Un’indagine condotta dall’istituto indipendente inglese Rand Europe ha inoltre confermato essere vero il fatto che “chi dorme non piglia pesci”. Utilizzando un campione di 62mila persone provenienti da cinque paesi diversi (America, Germania, Giappone e Canada), si è giunti a concludere che le “notti brevi” portano un rallentamento della crescita economica pari all’1,9 per cento. Un risultato che vale sia per il mondo del lavoro che per quello accademico.

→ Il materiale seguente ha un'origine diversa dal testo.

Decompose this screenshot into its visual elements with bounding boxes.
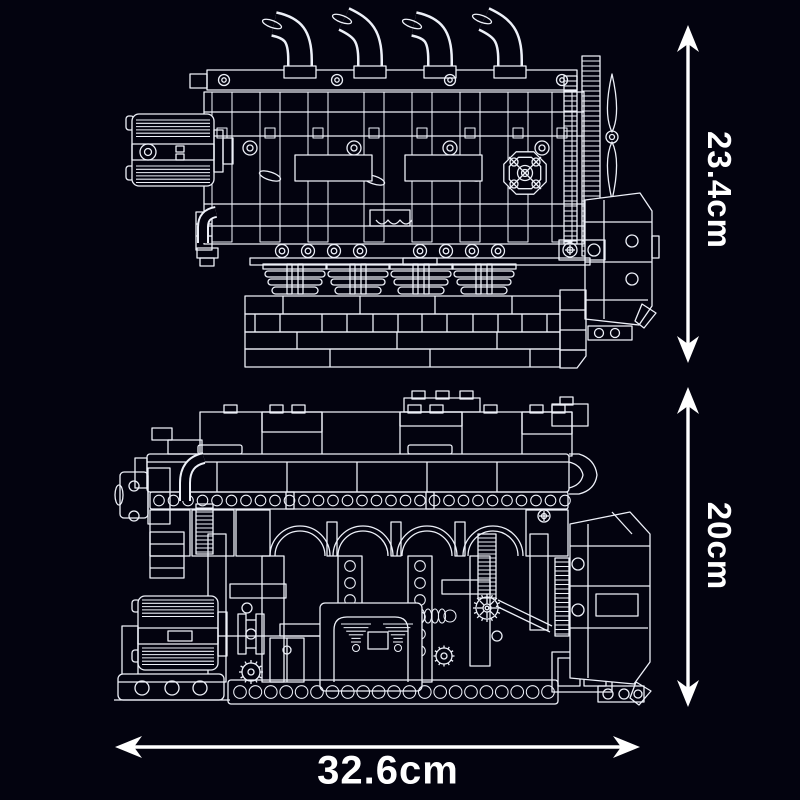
cylinder-arches [270, 526, 523, 556]
mount-screws [276, 245, 505, 258]
top-plates [200, 391, 588, 456]
fan-icon [606, 74, 618, 200]
width-dimension-label: 32.6cm [317, 749, 459, 794]
valve-cover [135, 445, 597, 494]
battery-box [320, 603, 422, 691]
valve-cover-right [405, 155, 482, 181]
side-height-dimension-label: 20cm [700, 502, 738, 590]
engine-front-view-illustration [112, 8, 652, 368]
motor-icon-side [122, 596, 227, 680]
cam-wheel-icon [504, 152, 546, 194]
brick-base [245, 296, 560, 367]
sun-gear-icon [473, 594, 501, 622]
front-height-dimension-label: 23.4cm [700, 131, 738, 249]
product-dimension-figure: 23.4cm 20cm 32.6cm [0, 0, 800, 800]
engine-side-view-illustration [112, 386, 652, 716]
valve-cover-left [295, 155, 372, 181]
pulley-icon [238, 614, 264, 654]
pin-holes [154, 495, 571, 506]
base-foot [114, 674, 230, 700]
mid-gear-icon [434, 646, 455, 667]
motor-icon [126, 114, 233, 186]
bellhousing [559, 193, 659, 340]
studs [224, 391, 573, 413]
intake-trumpets-icon [263, 264, 516, 294]
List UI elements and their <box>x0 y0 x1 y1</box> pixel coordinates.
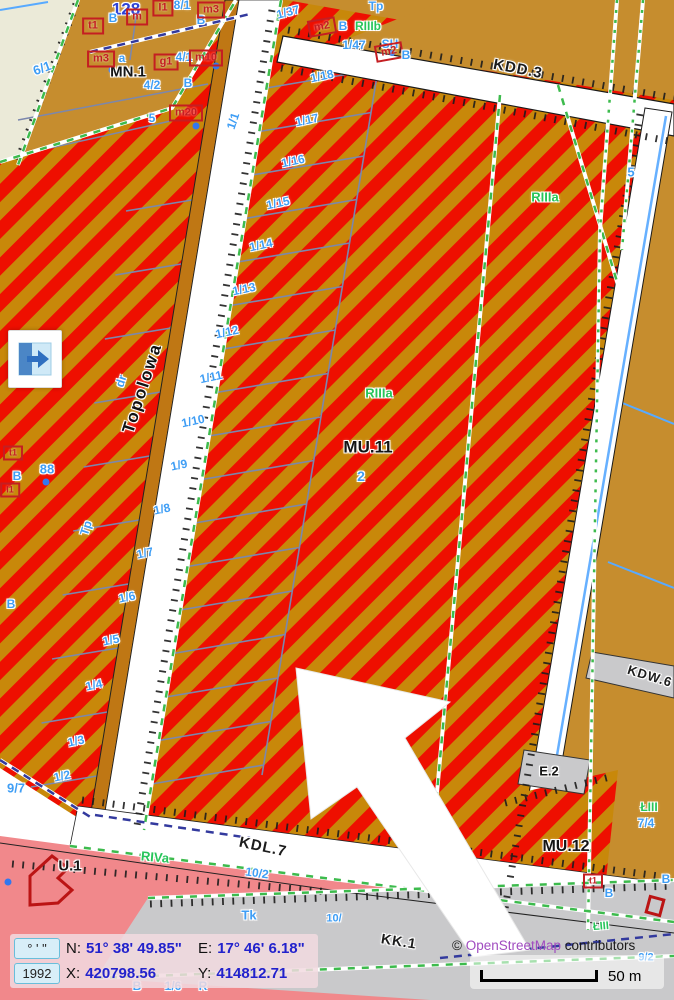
osm-link[interactable]: OpenStreetMap <box>466 938 561 953</box>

Farsi garanti del riposo generale dovrebbe essere dunque un interesse generale, verso cui governi e università dovrebbero tendere le orecchie. Incentivare al riposo, fornire spazi e pause relax, sarebbe sicuramente un primo passo decisivo per avere una maggiore resa. Passo ancora molto incerto e vacillante nelle realtà italiane e siciliane. Ma se l’università non fornisce gli adeguati spazi per il riposo degli allievi, spesso sono gli allievi stessi ad attrezzarsi di conseguenza. È il caso di Ivan, lo studente dell’Università di Catania, che si aggirava nei pressi del Monastero dei Benedettini con un’amaca sottobraccio, da montare all’occorrenza tra gli alberi creando un ombreggiato nido di studio e riposo.